HALBAR, Malutline— Penanganan kasus dugaan pencurian kabel yang sedang ditangani Kepolisian Resor Halmahera Barat kini memantik kontroversi serius. Tiga penyidik dari Unit Reserse Kriminal (Reskrim) Polres Halmahera Barat disorot keras setelah diduga melakukan proses hukum yang dinilai cacat prosedur dan menetapkan delapan warga sebagai tersangka tanpa didukung bukti yang kuat.

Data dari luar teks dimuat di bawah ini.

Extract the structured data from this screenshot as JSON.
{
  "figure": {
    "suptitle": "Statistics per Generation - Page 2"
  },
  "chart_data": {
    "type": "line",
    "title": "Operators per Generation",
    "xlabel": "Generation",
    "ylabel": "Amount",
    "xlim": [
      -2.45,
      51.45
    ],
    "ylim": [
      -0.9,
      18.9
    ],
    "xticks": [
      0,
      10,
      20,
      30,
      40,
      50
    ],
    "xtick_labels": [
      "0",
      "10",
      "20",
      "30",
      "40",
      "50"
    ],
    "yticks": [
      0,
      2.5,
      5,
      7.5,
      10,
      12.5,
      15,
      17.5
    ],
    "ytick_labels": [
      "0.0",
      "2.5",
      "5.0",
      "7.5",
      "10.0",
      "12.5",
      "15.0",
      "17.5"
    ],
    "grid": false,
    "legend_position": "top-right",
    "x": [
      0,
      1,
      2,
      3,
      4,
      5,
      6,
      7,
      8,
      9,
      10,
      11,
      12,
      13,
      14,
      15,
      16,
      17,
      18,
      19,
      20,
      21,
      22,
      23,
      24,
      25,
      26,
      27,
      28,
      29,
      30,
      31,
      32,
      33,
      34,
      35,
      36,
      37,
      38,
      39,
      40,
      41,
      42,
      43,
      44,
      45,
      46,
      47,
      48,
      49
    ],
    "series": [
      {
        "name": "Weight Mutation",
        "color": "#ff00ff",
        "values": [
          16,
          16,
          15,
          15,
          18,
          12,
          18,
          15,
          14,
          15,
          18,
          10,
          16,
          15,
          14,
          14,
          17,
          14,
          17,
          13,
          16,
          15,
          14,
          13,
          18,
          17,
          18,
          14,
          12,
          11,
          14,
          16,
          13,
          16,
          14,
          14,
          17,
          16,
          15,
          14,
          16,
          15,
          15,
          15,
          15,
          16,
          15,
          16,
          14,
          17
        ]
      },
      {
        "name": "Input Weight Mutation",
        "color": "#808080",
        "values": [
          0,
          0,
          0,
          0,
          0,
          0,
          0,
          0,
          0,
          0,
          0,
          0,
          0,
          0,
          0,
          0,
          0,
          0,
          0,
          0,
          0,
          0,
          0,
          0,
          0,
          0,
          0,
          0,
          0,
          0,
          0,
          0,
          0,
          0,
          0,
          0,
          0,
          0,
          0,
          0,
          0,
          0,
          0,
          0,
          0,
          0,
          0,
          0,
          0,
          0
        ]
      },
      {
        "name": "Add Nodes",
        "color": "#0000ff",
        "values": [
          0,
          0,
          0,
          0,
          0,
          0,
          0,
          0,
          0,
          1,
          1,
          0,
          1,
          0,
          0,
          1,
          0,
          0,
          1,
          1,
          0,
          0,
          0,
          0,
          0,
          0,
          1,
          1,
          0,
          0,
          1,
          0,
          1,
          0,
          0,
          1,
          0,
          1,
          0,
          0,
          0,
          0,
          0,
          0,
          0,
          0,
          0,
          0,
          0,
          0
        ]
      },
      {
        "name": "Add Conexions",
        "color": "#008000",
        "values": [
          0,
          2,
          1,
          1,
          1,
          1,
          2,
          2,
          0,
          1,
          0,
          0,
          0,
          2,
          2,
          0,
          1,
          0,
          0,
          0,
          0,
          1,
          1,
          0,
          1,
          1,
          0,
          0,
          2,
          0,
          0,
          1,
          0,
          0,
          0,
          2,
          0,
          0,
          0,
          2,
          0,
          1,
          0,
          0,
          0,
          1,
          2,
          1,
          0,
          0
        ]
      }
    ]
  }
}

Sorotan tajam ini datang dari pihak keluarga serta tim kuasa hukum delapan warga yang kini telah ditetapkan sebagai tersangka dalam perkara dugaan pencurian kabel di wilayah Kabupaten Halmahera Barat.
Keberatan tersebut disampaikan secara terbuka dalam konferensi pers yang dihadiri keluarga tersangka, dua penasihat hukum, serta sejumlah awak media yang mengikuti perkembangan kasus tersebut.
Informasi yang dihimpun dari awak media Mito yang sejak awal memantau perkara ini menyebutkan, pihak kuasa hukum telah berulang kali meminta penyidik memperlihatkan seluruh dokumen penyelidikan, rekaman dokumentasi tempat kejadian perkara, serta barang bukti yang dijadikan dasar penangkapan dan penetapan status tersangka terhadap delapan warga tersebut.
Namun hingga saat ini, permintaan itu disebut belum dipenuhi secara jelas oleh penyidik, Salah satu kuasa hukum para tersangka, Wahyuningsih, SH, secara terbuka mempertanyakan profesionalisme penyidik dalam menangani perkara tersebut.
“Kami mendesak penyidik membuka seluruh alat bukti yang mereka miliki. Sampai hari ini kami belum melihat adanya bukti yang sah dan meyakinkan yang dapat membuktikan klien kami benar-benar terlibat dalam dugaan pencurian kabel itu,” tegas Wahyuningsih saat konferensi pers, Senin (29/6/2026).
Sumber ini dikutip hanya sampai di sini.